In the end I messaged both Turkers asking how long their tasks took, out of curiosity, in order to see if I had paid them an appropriate amount. Turker #1 said hers took 2 hours, and Turker #2 said his took 3 hours. This is interesting, since the former only filled out one spreadsheet and the latter filled out three. This suggests either they did not provide accurate answers for the time taken, or Turker #2 was much more efficient.
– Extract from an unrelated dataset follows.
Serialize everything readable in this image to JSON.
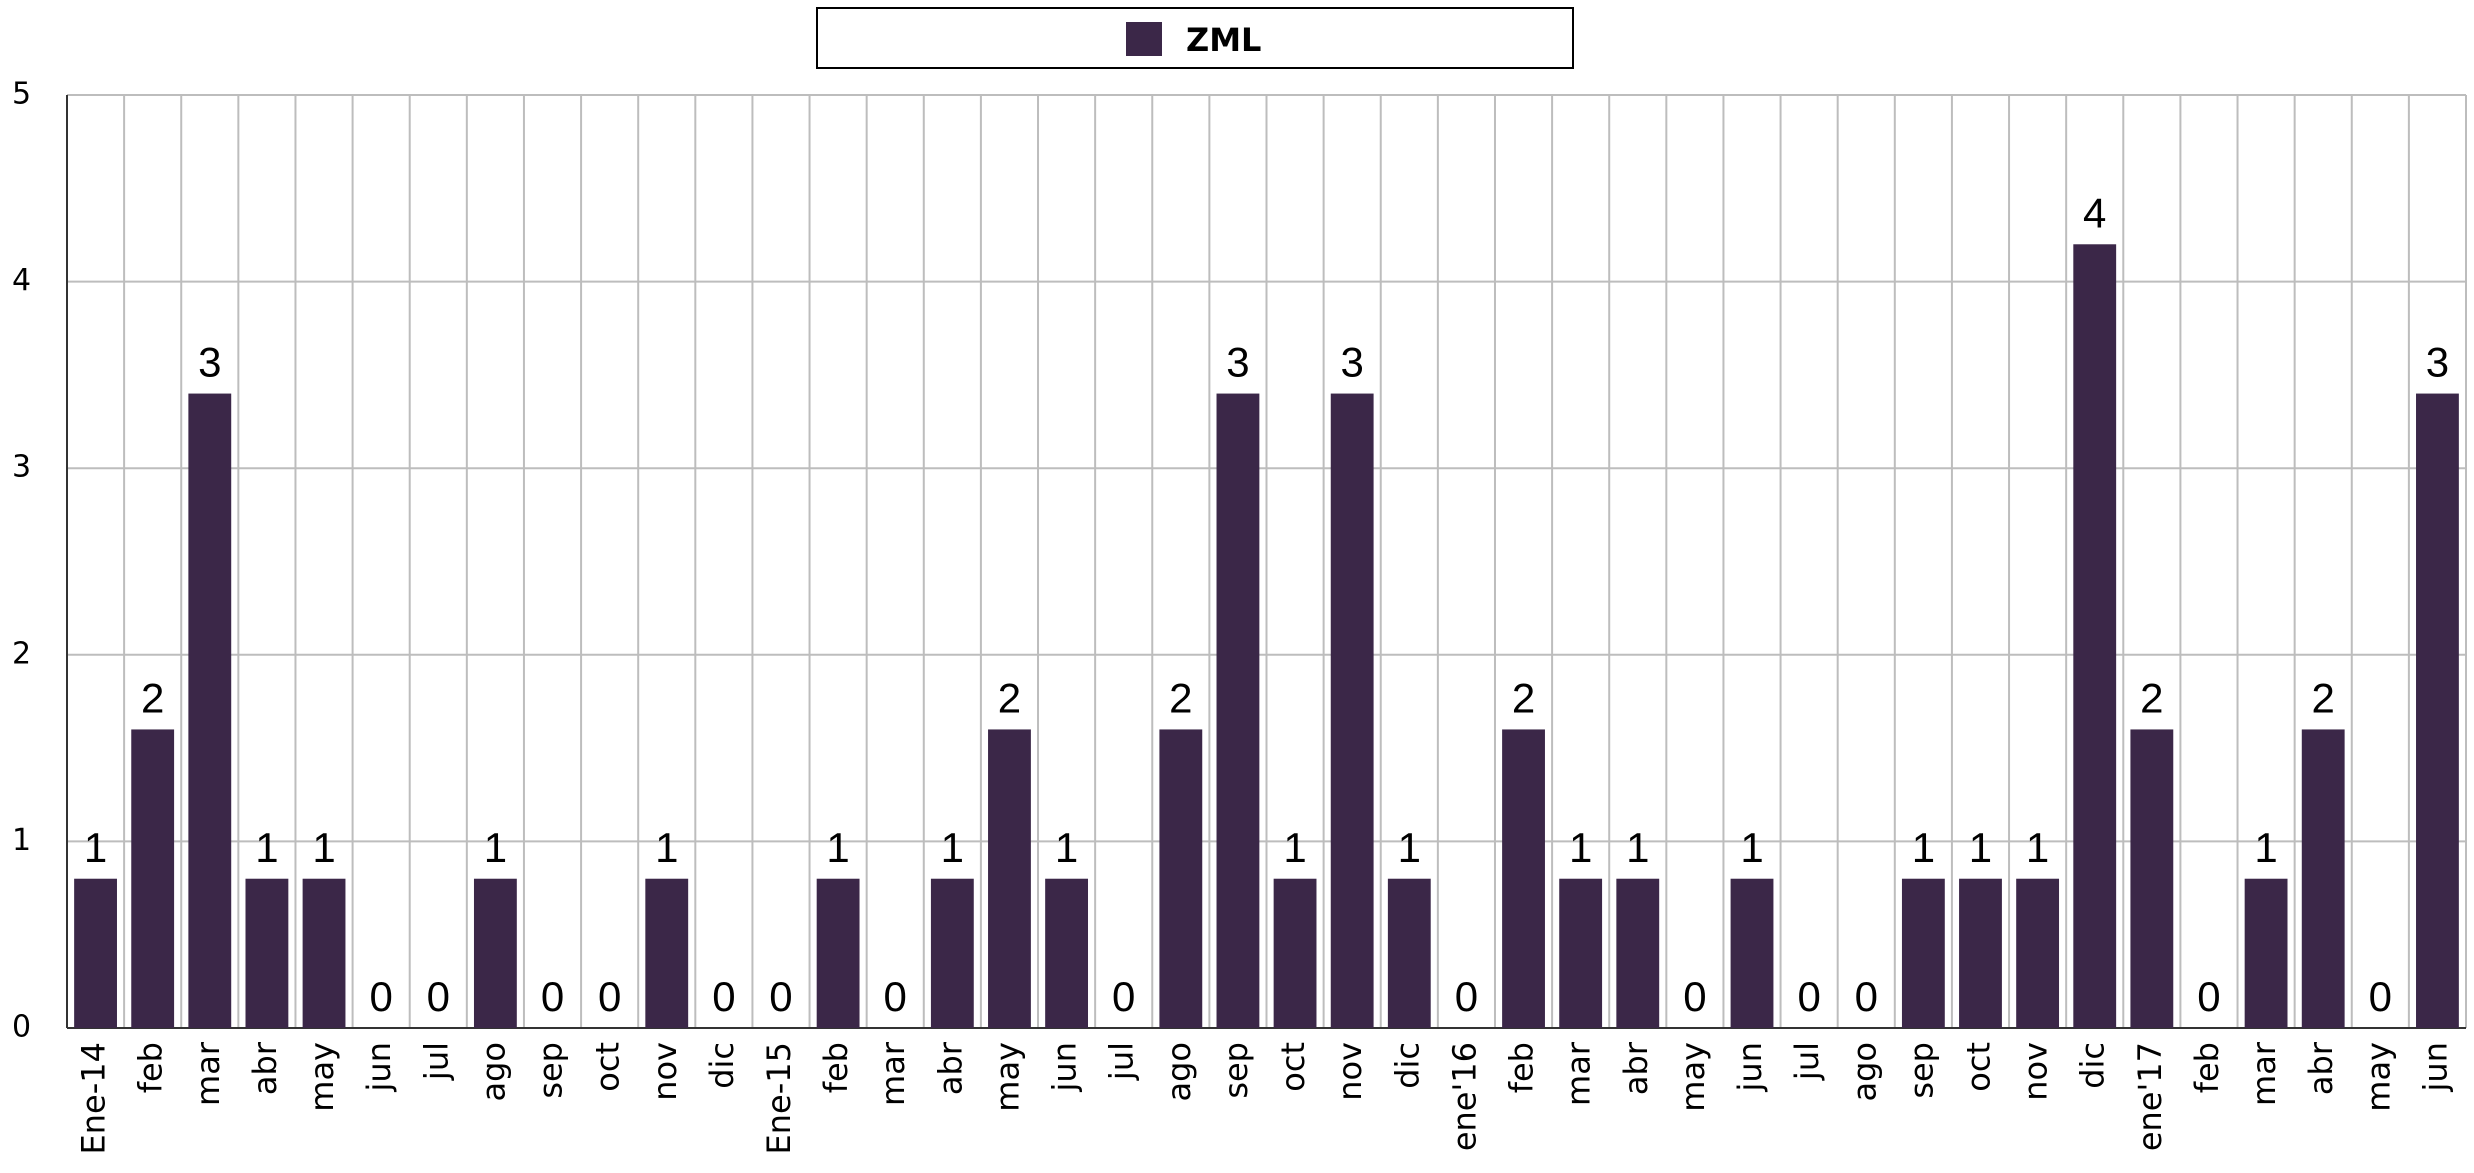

Regardless, I did end up overpaying Turker #2 (as minimum wage is approximately $6 per hour, and so I should have paid him $18 not $21), but I don’t think I would have gotten the three spreadsheets filled in such a short amount of time if I hadn’t given him this bonus. I apparently underpaid Turker #1, (as I should have paid her $12 for a 2 hour task), but she did not seem to mind because she sent me a message thanking me for giving her the opportunity to work on this task and to let her know if I have any more tasks in the future. This suggests that perhaps her “2 hour” mention was not accurate. The importance and power of interacting with humans for this type of assignment was highlighed, especially through my message thread with Turker #2. While he did realize that he would be getting a good amount of money for his work (and this was a major motivation) he also responded to my high demand of doing a lot of tedious work quickly, because I had told him about my time crunch. Furthermore, task descriptions mentioning that these results will be published also might have played a large role in encouraging the Turkers to do these mundane tasks. Here, human emotions significantly motivate whether one does a task or not!